Given the possible influence of the variable archive ages in JHU-FFPE on gene expression, we attempted to investigate individual gene performance. Since the exon array contained probe-sets for almost every exon of a gene, probe-sets targeting the same transcript ideally behaved concordantly, and we defined correlation strength (CS) as average correlation between probe-sets targeting the same gene and restricted here to genes with 10 or more probe-sets. CS was considerably weaker in FFPE datasets versus a frozen tissue dataset, with decline related to archive age and presumably to RNA degradation (Additional file 3: Figure S10). In JHU-FFPE, CS was lower for neuronal phenotype genes (mean 0.24) versus cell cycle progression genes (0.36) or AR-signaling genes (0.56), consistent with the relative paucity of neuronal genes in differential expression analysis. For instance, CHGA had relatively weak CS versus frozen tissue (CS=0.31 versus 0.77), while androgen-related genes (KLK3, KLK2, ACPP) had the highest CS (0.86-0.88) and standard deviations (1.90-1.95) (Additional file 3: Figure S11). Accuracy in FFPE has been reported to improve upon using each gene’s most variable probe-set . Compatible with this, CS increased on average by 0.14 in JHU-FFPE upon restricting to each gene’s 5 most variable probe-sets, likely through exclusion of weakly binding, oversaturated, or unused alternative exon probe-sets. We also investigated expression in JHU-FFPE of the gene CCEPR, elevated in 88% of NEPCs in the meta-analysis. CS no longer applied since only one exon probe-set (3290641) targeted CCEPR. This probe-set did not differentiate between phenotypes (nominal p=0.54 compared with its neighbor PHYHIPL p=0.05), had relatively narrow dynamic range, and lost correlation to PHYHIPL (r=0.17 versus 0.71 in NIH Roadmap data), suggesting poor performance in FFPE.

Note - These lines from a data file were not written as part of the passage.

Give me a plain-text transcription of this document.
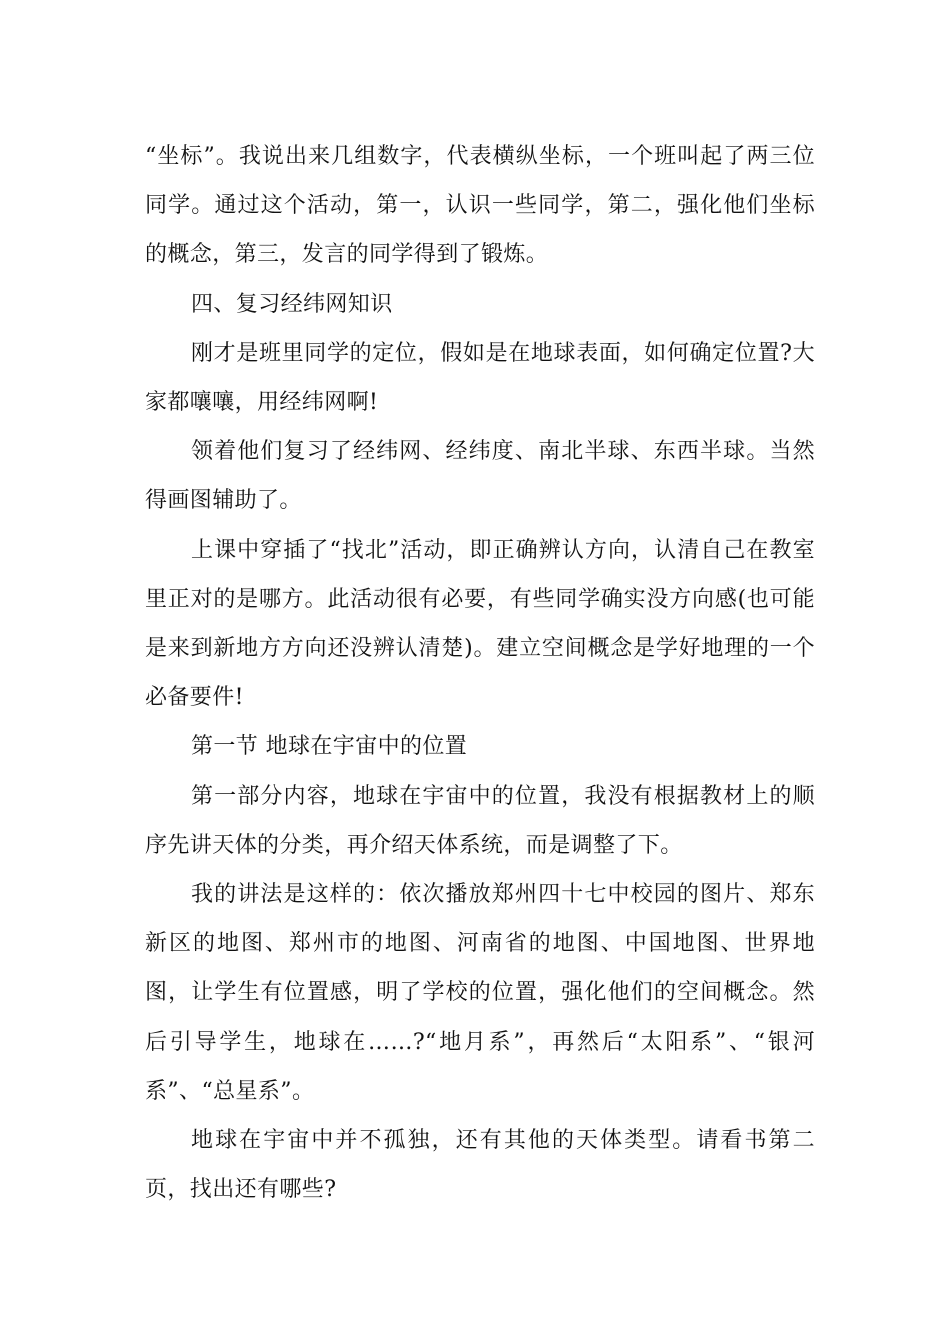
“坐标”。我说出来几组数字，代表横纵坐标，一个班叫起了两三位同学。通过这个活动，第一，认识一些同学，第二，强化他们坐标的概念，第三，发言的同学得到了锻炼。

四、复习经纬网知识

刚才是班里同学的定位，假如是在地球表面，如何确定位置?大家都嚷嚷，用经纬网啊!

领着他们复习了经纬网、经纬度、南北半球、东西半球。当然得画图辅助了。

上课中穿插了“找北”活动，即正确辨认方向，认清自己在教室里正对的是哪方。此活动很有必要，有些同学确实没方向感(也可能是来到新地方方向还没辨认清楚)。建立空间概念是学好地理的一个必备要件!

第一节 地球在宇宙中的位置

第一部分内容，地球在宇宙中的位置，我没有根据教材上的顺序先讲天体的分类，再介绍天体系统，而是调整了下。

我的讲法是这样的：依次播放郑州四十七中校园的图片、郑东新区的地图、郑州市的地图、河南省的地图、中国地图、世界地图，让学生有位置感，明了学校的位置，强化他们的空间概念。然后引导学生，地球在……?“地月系”，再然后“太阳系”、“银河系”、“总星系”。

地球在宇宙中并不孤独，还有其他的天体类型。请看书第二页，找出还有哪些?
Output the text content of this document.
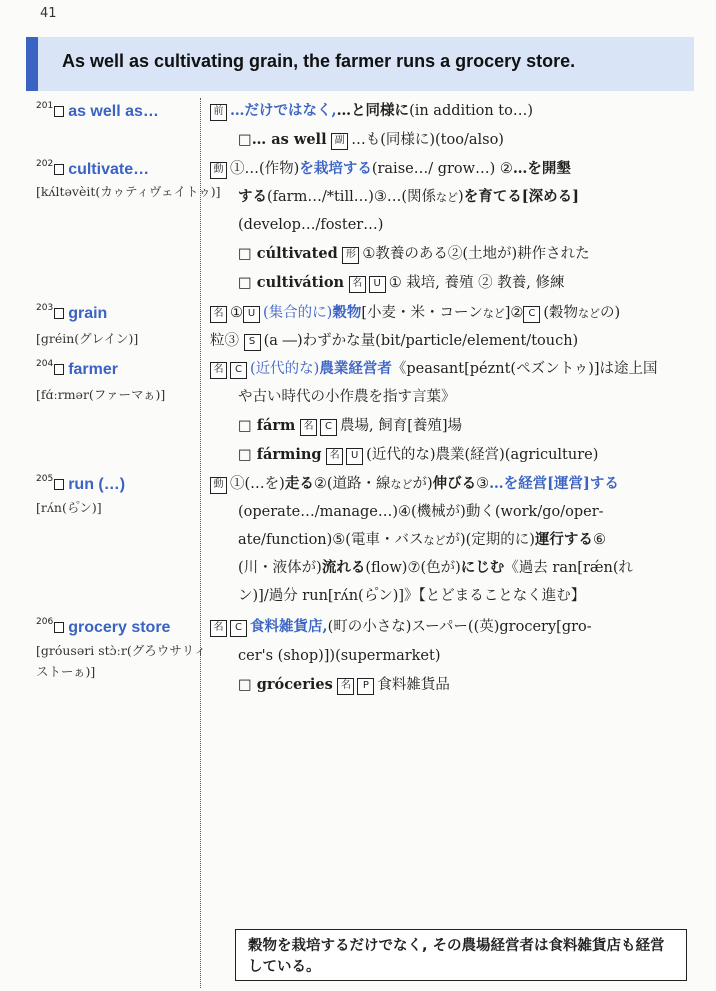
41
As well as cultivating grain, the farmer runs a grocery store.
$^{201}$ as well as…
$^{202}$ cultivate…
[kʌ́ltəvèit(カゥティヴェイトゥ)]
$^{203}$ grain
[gréin(グレイン)]
$^{204}$ farmer
[fɑ́ːrmər(ファーマぁ)]
$^{205}$ run (…)
[rʌ́n(ら゚ン)]
$^{206}$ grocery store
[gróusəri stɔ̀ːr(グろウサリィ
ストーぁ)]
前 …だけではなく,…と同様に(in addition to…)
□… as well 副 …も(同様に)(too/also)
動 ①…(作物)を栽培する(raise…/ grow…) ②…を開墾
する(farm…/*till…)③…(関係など)を育てる[深める]
(develop…/foster…)
□ cúltivated 形 ①教養のある②(土地が)耕作された
□ cultivátion 名 U ① 栽培, 養殖 ② 教養, 修練
名 ① U (集合的に)穀物[小麦・米・コーンなど]② C (穀物などの)
粒③ S (a ―)わずかな量(bit/particle/element/touch)
名 C (近代的な)農業経営者《peasant[péznt(ペズントゥ)]は途上国
や古い時代の小作農を指す言葉》
□ fárm 名 C 農場, 飼育[養殖]場
□ fárming 名 U (近代的な)農業(経営)(agriculture)
動 ①(…を)走る②(道路・線などが)伸びる③…を経営[運営]する
(operate…/manage…)④(機械が)動く(work/go/oper-
ate/function)⑤(電車・バスなどが)(定期的に)運行する⑥
(川・液体が)流れる(flow)⑦(色が)にじむ《過去 ran[rǽn(れ
ン)]/過分 run[rʌ́n(ら゚ン)]》【とどまることなく進む】
名 C 食料雑貨店,(町の小さな)スーパー((英)grocery[gro-
cer's (shop)])(supermarket)
□ gróceries 名 P 食料雑貨品
穀物を栽培するだけでなく, その農場経営者は食料雑貨店も経営している。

We utilized an outlier-based meta-analysis approach to study prototypical high-grade NEPC across multiple frozen tissue datasets, although more sophisticated methods have also been described . We believe meta-12 centroids may provide a useful tool to assess for prototypical high-grade NEPC status given high quality frozen tissue expression data, however we also found evidence of highly similar meta-12 centroid correlation profiles between prototypical high-grade NEPC and small cell carcinomas from lung and possibly other sites, reflecting the challenge of determining site of origin in small cell carcinoma of unknown primary. Although we did not validate individual genes in this study, e.g. via PCR or RNA in-situ hybridization, we believe meta-12 genes are strong candidates for potential diagnostic markers, either through RNA or protein; in a previous study, we found that cyclin D1 performed effectively as a negative IHC marker of SCPC , and further evaluation of selected meta-12 genes, both up and down, is currently underway.

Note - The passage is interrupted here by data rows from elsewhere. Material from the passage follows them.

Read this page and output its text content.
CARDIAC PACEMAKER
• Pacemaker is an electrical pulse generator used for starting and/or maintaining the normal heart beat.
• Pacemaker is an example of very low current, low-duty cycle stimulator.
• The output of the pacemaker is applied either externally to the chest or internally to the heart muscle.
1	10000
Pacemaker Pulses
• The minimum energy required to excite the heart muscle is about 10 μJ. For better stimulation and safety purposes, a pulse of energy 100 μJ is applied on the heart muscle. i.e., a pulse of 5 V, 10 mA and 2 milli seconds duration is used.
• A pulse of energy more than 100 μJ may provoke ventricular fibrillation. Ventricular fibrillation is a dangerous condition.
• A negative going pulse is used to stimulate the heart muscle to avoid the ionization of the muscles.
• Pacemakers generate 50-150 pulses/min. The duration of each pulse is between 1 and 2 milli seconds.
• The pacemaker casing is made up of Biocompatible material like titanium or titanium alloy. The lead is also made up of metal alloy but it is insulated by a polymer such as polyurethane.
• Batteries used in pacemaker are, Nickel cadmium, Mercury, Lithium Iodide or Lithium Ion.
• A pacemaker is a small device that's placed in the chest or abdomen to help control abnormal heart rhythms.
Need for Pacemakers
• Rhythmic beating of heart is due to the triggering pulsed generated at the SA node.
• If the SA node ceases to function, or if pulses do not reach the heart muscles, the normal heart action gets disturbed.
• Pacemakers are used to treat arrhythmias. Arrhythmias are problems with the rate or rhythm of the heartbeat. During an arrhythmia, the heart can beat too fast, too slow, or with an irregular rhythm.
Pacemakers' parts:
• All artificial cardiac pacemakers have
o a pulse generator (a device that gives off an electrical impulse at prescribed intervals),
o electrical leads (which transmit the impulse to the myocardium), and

We provided one of the largest gene expression datasets to date of primary SCPC and high-grade adenocarcinoma, albeit in FFPE, including significant proportions of mixed SCPCs (63%), slightly above estimates from the literature (40-50%), and SCPCs with preserved AR signaling (31%), slightly above reported frequencies of AR-positive or PSA-positive SCPC (17-20%) [5, 6]. Based on meta-signature-derived subgroups of this dataset, we developed a nearest 3-centroid classifier for primary samples profiled by exon array. One adenocarcinoma, with highly aggressive metastatic progression described in a previous case report, was classified as prototypical SCPC. Two mixed adenocarcinomas (40%) were additionally classified as SCPC (1 prototypical, 1 atypical), suggesting that mixed cases might be enriched for SCPC signatures in their adenocarcinoma components, due perhaps to shared clonal origins although possibly false positives from admixture. The classifier may thus provide utility for detection of mixed cases in the biopsy setting, where only the adenocarcinoma component might get sampled.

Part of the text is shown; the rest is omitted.